Pourquoi est-ce si difficile de se loger au Québec?
Moins de nouvelles constructions et de maisons à vendre, rareté et coût élevé des terrains et des matériaux, délais dans l’octroi des permis, spéculation immobilière, syndrome du «pas dans ma cour» pour les constructions en hauteur… Discussion autour d’un besoin fondamental : celui de se loger.
La tension actuelle dans le marché immobilier ne sera pas éternelle et n’est pas sans solutions, ont affirmé des experts à Protégez-Vous. Toutefois, cela prendra du temps, car bien peu de choses peuvent être faites à très court terme pour soulager les locataires qui peinent à se loger et les acheteurs qui cherchent désespérément une maison. Tout cela dans un contexte où les autorités ont récemment sonné la fin de la récréation en annonçant des hausses de taux d’intérêt afin, espèrent-elles, de calmer le jeu.
«L’impact des hausses du taux directeur va surtout se faire sentir durant la deuxième moitié de 2022», estime Hélène Bégin, économiste en chef au Mouvement Desjardins, qui ajoute que cela va aussi refroidir les ardeurs des investisseurs immobiliers.
Tempête parfaite
Il y a un manque criant de logements et de maisons partout au pays. Selon l’Association des professionnels de la construction et de l’habitation du Québec (APCHQ), il manquerait près de 100 000 logements (locatifs et propriétés) au Québec pour combler la demande des ménages. C’est la cause principale de l’impasse immobilière qui s’est accentuée ces dernières années avec, en prime, une pénurie de main-d’œuvre quasi généralisée, une pandémie qui s’éternise, des chaînes d’approvisionnement tendues, des matériaux qui coûtent plus cher et une inflation record en 30 ans.
Comme si ce n’était pas assez, la guerre en Ukraine va amener un afflux de réfugiés qu’il faudra loger, et ce, rapidement puisque certains sont déjà arrivés en sol québécois.

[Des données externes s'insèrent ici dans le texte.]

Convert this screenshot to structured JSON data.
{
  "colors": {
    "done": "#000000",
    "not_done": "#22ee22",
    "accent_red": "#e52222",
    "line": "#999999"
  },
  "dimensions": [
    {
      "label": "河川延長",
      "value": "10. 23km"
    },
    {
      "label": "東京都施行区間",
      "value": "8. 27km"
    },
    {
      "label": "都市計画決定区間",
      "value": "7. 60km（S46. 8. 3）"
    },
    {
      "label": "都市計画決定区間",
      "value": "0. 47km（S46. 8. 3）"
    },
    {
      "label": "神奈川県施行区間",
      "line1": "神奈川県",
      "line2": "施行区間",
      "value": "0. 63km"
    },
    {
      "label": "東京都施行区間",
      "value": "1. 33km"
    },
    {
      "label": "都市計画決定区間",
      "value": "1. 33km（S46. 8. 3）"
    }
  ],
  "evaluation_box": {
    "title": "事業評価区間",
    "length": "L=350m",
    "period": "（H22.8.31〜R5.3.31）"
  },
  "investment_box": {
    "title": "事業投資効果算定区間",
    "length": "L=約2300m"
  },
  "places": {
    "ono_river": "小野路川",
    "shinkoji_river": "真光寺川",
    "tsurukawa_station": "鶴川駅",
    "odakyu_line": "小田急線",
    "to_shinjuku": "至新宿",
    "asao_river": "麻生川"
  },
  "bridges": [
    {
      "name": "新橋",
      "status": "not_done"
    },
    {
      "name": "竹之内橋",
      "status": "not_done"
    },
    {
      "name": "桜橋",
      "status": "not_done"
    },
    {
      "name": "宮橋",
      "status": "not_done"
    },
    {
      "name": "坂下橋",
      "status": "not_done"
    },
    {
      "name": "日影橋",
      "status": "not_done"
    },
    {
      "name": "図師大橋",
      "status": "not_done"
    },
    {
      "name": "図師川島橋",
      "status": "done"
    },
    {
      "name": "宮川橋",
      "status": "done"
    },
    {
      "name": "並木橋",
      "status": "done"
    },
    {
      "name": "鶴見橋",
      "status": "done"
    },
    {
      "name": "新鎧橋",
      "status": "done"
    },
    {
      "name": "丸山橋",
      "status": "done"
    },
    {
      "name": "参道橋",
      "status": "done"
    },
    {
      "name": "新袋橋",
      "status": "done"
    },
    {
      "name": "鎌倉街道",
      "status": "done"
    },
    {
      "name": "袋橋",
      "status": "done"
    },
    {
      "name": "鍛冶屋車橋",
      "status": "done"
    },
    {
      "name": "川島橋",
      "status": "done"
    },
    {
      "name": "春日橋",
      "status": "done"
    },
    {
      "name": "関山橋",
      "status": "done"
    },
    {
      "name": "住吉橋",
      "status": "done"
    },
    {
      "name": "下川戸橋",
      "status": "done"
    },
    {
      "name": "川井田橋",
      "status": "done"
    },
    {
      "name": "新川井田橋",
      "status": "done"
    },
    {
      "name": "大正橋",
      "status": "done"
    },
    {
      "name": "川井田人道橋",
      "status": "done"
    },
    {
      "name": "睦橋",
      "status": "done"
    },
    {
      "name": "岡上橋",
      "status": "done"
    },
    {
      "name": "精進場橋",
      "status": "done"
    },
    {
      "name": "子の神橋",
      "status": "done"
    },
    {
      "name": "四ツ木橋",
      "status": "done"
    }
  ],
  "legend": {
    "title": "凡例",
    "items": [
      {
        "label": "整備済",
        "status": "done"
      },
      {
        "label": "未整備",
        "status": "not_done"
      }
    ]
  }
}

Cette conjoncture d’événements a réuni les conditions nécessaires pour une tempête parfaite!
«Plus on en construit, mieux ce sera pour le marché, affirme le responsable des Affaires publiques et porte-parole de l’Association de la construction du Québec (ACQ), Guillaume Houle. On va réduire le coût des logements, car, plus on en construit, plus les prix baissent.»
«Depuis 10 ans, on n’a pas assez construit. Mais qui aurait pu envisager une telle demande pour les unifamiliales il y a 10 ans alors que les copropriétés étaient les préférées?», demande de son côté Francis Cortellino, économiste à la Société canadienne d’hypothèques et de logement (SCHL).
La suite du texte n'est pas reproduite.